/LANDMark

Implementation of a decision tree ensemble which splits each node using learned linear and non-linear functions.

Primary LanguagePythonGNU General Public License v3.0GPL-3.0

LANDMark

Implementation of a decision tree ensemble which splits each node using learned linear and non-linear functions.

Install

Once downloaded, go to the LANDMark directory and type: pip install .

Class Parameters

n_estimators: int, default = 64
    The number of trees used to construct the ensemble.
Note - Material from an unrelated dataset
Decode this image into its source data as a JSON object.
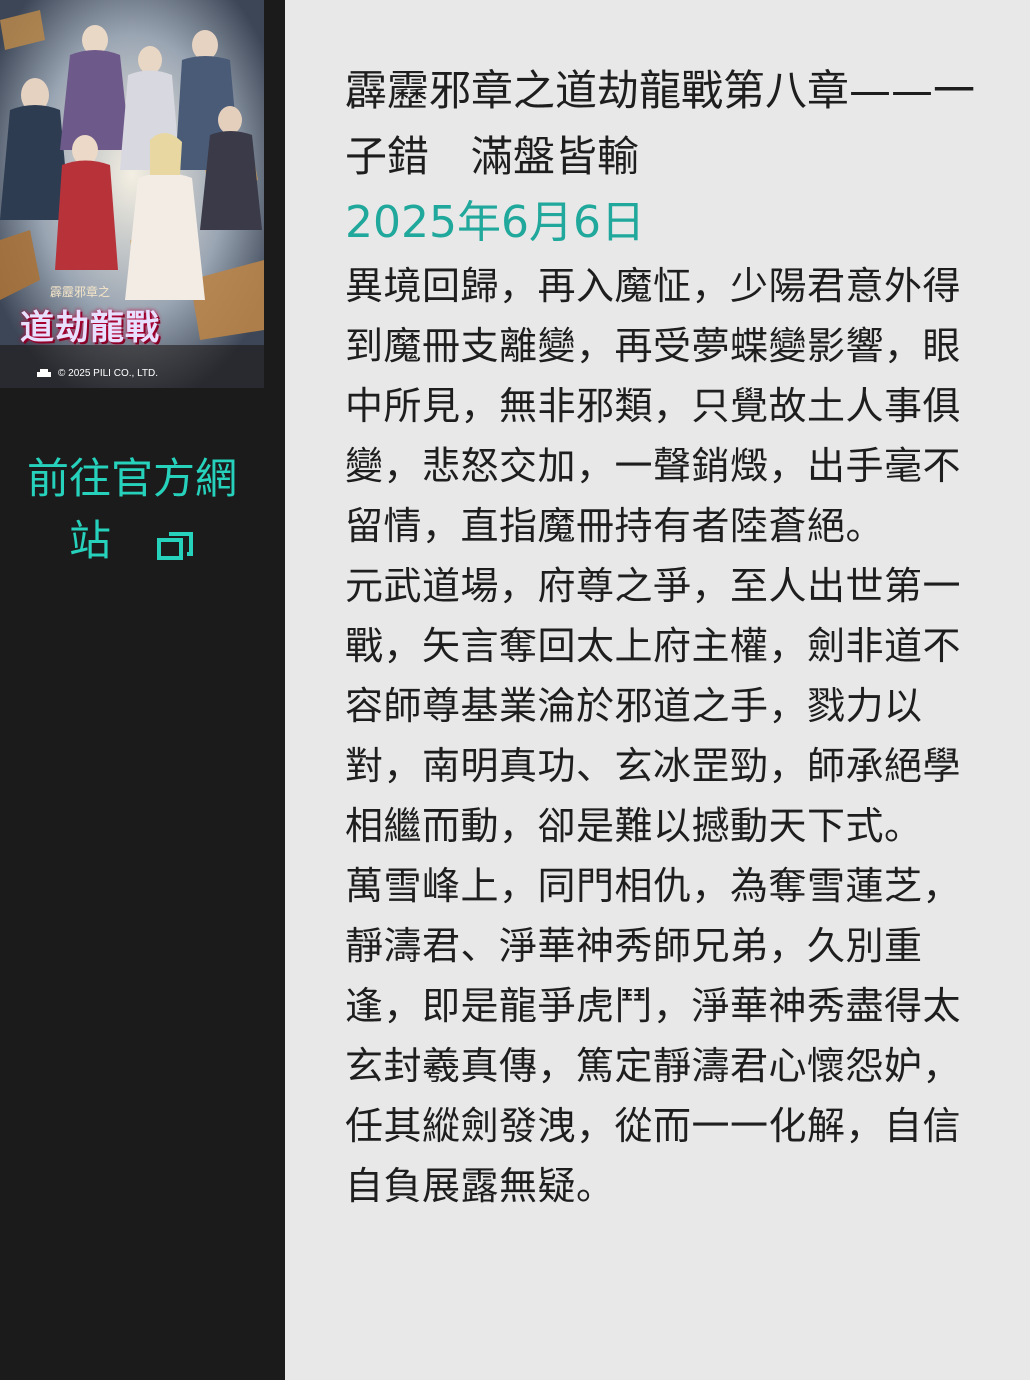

min_samples_in_leaf: int, default = 5
    The minimum number of samples in each leaf to proceed to cutting.
    
max_depth: int, default = -1
    The maximum depth of the tree. '-1' implies that trees will fully
    grow until a stopping criterion is met.
    
max_features: float, default = 0.80
    The maximum features used to train each model at each node. These
    features are randomly selected at each node.
    
min_gain: float, default = 0
    The minimum gain needed to split a node.
    
impurity: str, default = "gain"
    The method by which LANDMark calculates the purity of each split.
    Currently, only information gain is used.
    
use_oracle: bool, default = True
    Specifies if a random linear oracle should be used as the initial
    split.
    
use_lm_l2: bool, default = True
    Specifies if linear models using L2 regularization should be trained.
    
use_lm_l1: bool, default = True
    Specifies if linear models using L1 regularization should be trained.
    
use_nnet: bool, default = True
    Specifies if neural network models should be trained.
    
nnet_min_samples: int, default = 32
    The minimum number of samples needed to train a neural network model.
    
use_etc: bool, default = True
    Specifies if Extremely Randomized Tree models should be trained. Could
    be used as an alternative to neural network models.
    
bootstrap: bool, default = False
    Specifies if each tree is built using a bootstrap sample.
    
n_jobs: int, default = 4
    The number of processes used to create the LANDMark model.

Fit Parameters

    X: NumPy array of shape (m, n) where 'm' is the number of samples and 'n'
    the number of features (features, taxa, OTUs, ASVs, etc).

    y: NumPy array of shape (m,) where 'm' is the number of samples. Each entry
    of 'y' should be a factor.

Example Usage

    from LANDMark import LANDMarkClassifier
    from sklearn.datasets import make_classification
    
    X, y = make_classification()
    
    clf = LANDMarkClassifier().fit(X, y)

References

Pedregosa F, Varoquaux G, Gramfort A, Michel V, Thirion B, Grisel O, et al. Scikit-learn: 
Machine Learning in Python. Journal of Machine Learning Research. 2011;12:2825–30. 

Kuncheva LI, Rodriguez JJ. Classifier ensembles with a random linear oracle. 
IEEE Transactions on Knowledge and Data Engineering. 2007;19(4):500–8. 

Geurts P, Ernst D, Wehenkel L. Extremely Randomized Trees. Machine Learning. 2006;63(1):3–42.